Luxe - Actualité fiscale
Septembre 2006 - n° 28
La jurisprudence et la doctrine administrative ont connu ces derniers mois des évolutions susceptibles de concerner les maisons de luxe.
Distribution
Bons de réduction
Une entreprise qui accorde, lors de la vente d'un produit, des bons de réduction à faire valoir lors de l'achat ultérieur d'un même article peut constituer une provision déductible fiscalement à la clôture de l'exercice au cours duquel cette première vente a été enregistrée. Comme en matière comptable, la charge potentielle impliquée par l'utilisation des bons de réduction doit fiscalement être rattachée à l'exercice au cours duquel est intervenue la vente initiale et non pas à l'exercice de réalisation de la vente ultérieure.
(CE, 2 juin 2006, n°269998, Sté Unilever France)
Fabrication
Métiers d'art
La nomenclature des activités industrielles et des produits éligibles au crédit d'impôt métiers d'art a été fixée par arrêté ministériel du 14 juin 2006.
International
Résidence fiscale d'une personne travaillant en Suisse
Un travailleur étranger dont l'épouse et les enfants résident en France doit être regardée comme un résident de France en application de l'article 4-2 de la convention fiscale franco-suisse, même s'il est employé en Suisse, en raison de l'existence en France de ses liens affectifs et familiaux, le centre de ses intérêts vitaux se situant en France.
(CAA Lyon, 26 janvier 2006, n°01-599, Tolou Hashemi)
Prise en charge des coûts d'expatriation
S'il est de l'intérêt d'une société française d'assurer à ses cadres une carrière internationale en prenant à sa charge les surcoûts supportés par ses filiales étrangères accueillant les cadres expatriés, il n'en va pas de même de sa filiale française qui ne justifie en l'espèce d'aucun intérêt propre à aider des sociétés sœurs étrangères. Le fait que la société mère et sa filiale française soient membres d'un même groupe fiscal intégré est sans incidence à cet égard.
(CE, 28 avril 2006, n°278738, Sté Atys France)
Sociétés luxembourgeoises détenant des immeubles en France
Un avenant à la convention fiscale entre la France et le Luxembourg a été paraphé au mois de juillet 2006. Il prévoit l'imposition des bénéfices, revenus et gains provenant de l'aliénation de biens immobiliers dans l'Etat de situation de l'immeuble, cela sans distinction selon que le propriétaire de l'immeuble est une personne physique, une société soumise à l'impôt sur les sociétés ou une société dite « transparente », ou selon que l'immeuble est ou n'est pas affecté à un établissement stable dans l'Etat de situation.
Cet avenant mettra fin à la double non imposition des revenus de biens immobiliers situés en France revenant à une société de capitaux luxembourgeoise.

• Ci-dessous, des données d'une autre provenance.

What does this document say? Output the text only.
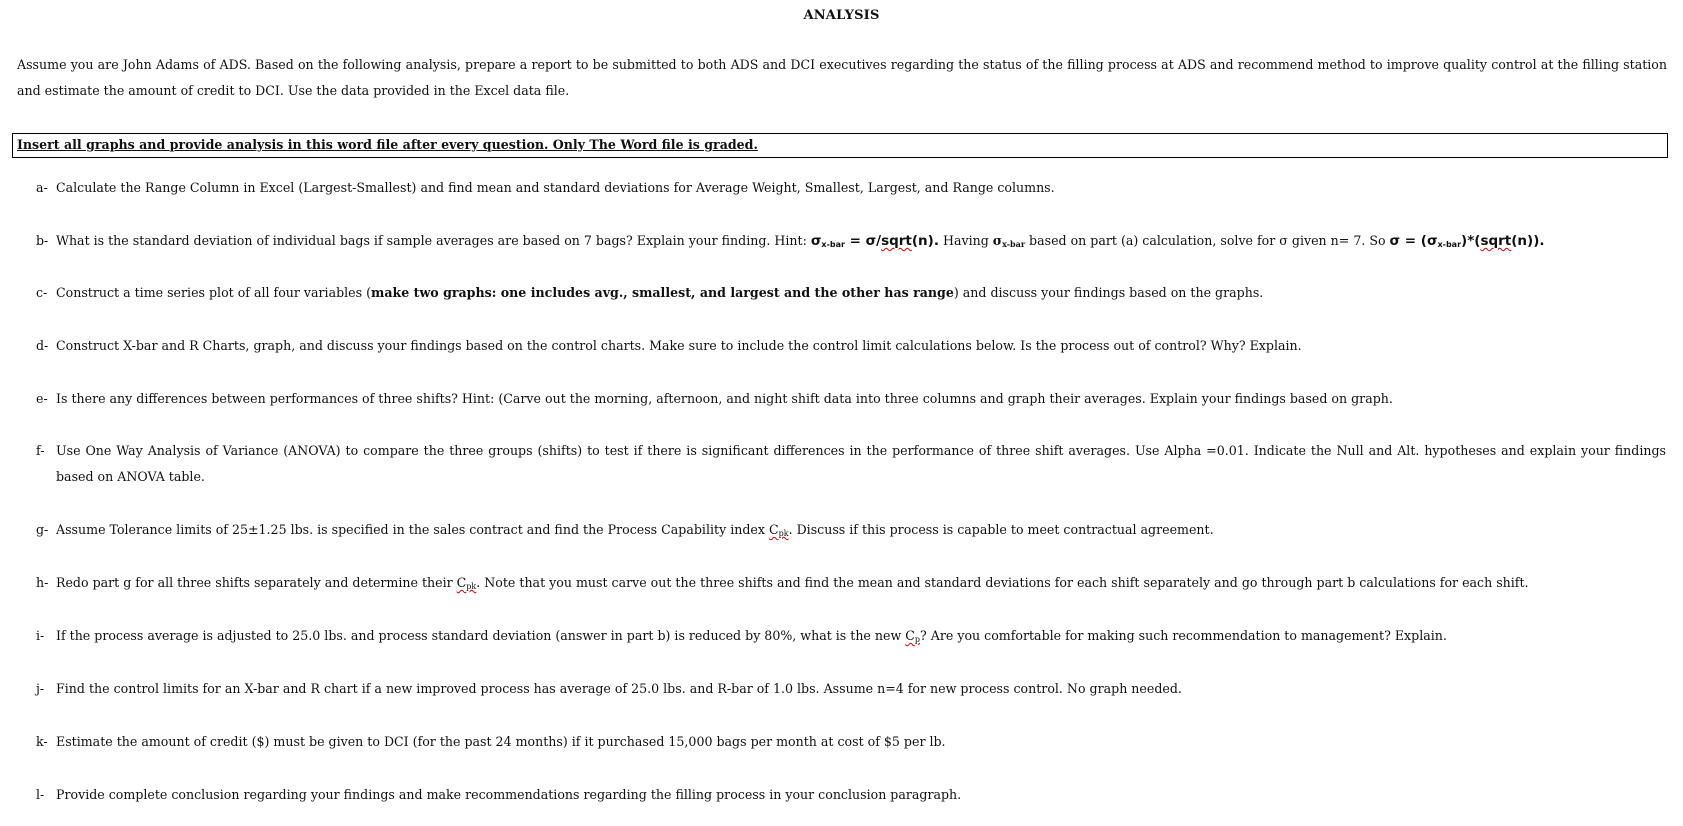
ANALYSIS
Assume you are John Adams of ADS. Based on the following analysis, prepare a report to be submitted to both ADS and DCI executives regarding the status of the filling process at ADS and recommend method to improve quality control at the filling station and estimate the amount of credit to DCI. Use the data provided in the Excel data file.
Insert all graphs and provide analysis in this word file after every question. Only The Word file is graded.
a- Calculate the Range Column in Excel (Largest-Smallest) and find mean and standard deviations for Average Weight, Smallest, Largest, and Range columns.
b- What is the standard deviation of individual bags if sample averages are based on 7 bags? Explain your finding. Hint: $\sigma_{x-bar}$ = σ/sqrt(n). Having $\sigma_{x-bar}$ based on part (a) calculation, solve for σ given n= 7. So $\sigma = (\sigma_{x-bar})*(sqrt(n))$.
c- Construct a time series plot of all four variables (make two graphs: one includes avg., smallest, and largest and the other has range) and discuss your findings based on the graphs.
d- Construct X-bar and R Charts, graph, and discuss your findings based on the control charts. Make sure to include the control limit calculations below. Is the process out of control? Why? Explain.
e- Is there any differences between performances of three shifts? Hint: (Carve out the morning, afternoon, and night shift data into three columns and graph their averages. Explain your findings based on graph.
f- Use One Way Analysis of Variance (ANOVA) to compare the three groups (shifts) to test if there is significant differences in the performance of three shift averages. Use Alpha =0.01. Indicate the Null and Alt. hypotheses and explain your findings based on ANOVA table.
g- Assume Tolerance limits of 25±1.25 lbs. is specified in the sales contract and find the Process Capability index $C_{pk}$. Discuss if this process is capable to meet contractual agreement.
h- Redo part g for all three shifts separately and determine their $C_{pk}$. Note that you must carve out the three shifts and find the mean and standard deviations for each shift separately and go through part b calculations for each shift.
i- If the process average is adjusted to 25.0 lbs. and process standard deviation (answer in part b) is reduced by 80%, what is the new $C_p$? Are you comfortable for making such recommendation to management? Explain.
j- Find the control limits for an X-bar and R chart if a new improved process has average of 25.0 lbs. and R-bar of 1.0 lbs. Assume n=4 for new process control. No graph needed.
k- Estimate the amount of credit ($) must be given to DCI (for the past 24 months) if it purchased 15,000 bags per month at cost of $5 per lb.
l- Provide complete conclusion regarding your findings and make recommendations regarding the filling process in your conclusion paragraph.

(Newsletter de l'administration des contributions directes luxembourgeoises du 2 août 2006)
Divers
Stock options
L'indemnité versée aux bénéficiaires d'options sur titres pour compenser le non exercice de leurs droits d'option est imposable au titre des traitements et salaires.
(Rescrit accordé par l'administration en date du 14 février 2006)
Mise à disposition de salariés
Une société qui met une partie de son personnel à la disposition d'autres sociétés commet un acte anormal de gestion en ne facturant pas la totalité des coûts de cette main d'œuvre, y compris les différentes taxes sur les salaires (participations à l'effort de construction et à la formation professionnelle, taxe d'apprentissage).
En revanche le fait de ne pas prendre de marge à l'occasion de ces refacturations ne constitue pas un acte anormal de gestion, le Code du travail prohibant toute opération à but lucratif en dehors du cadre du travail temporaire.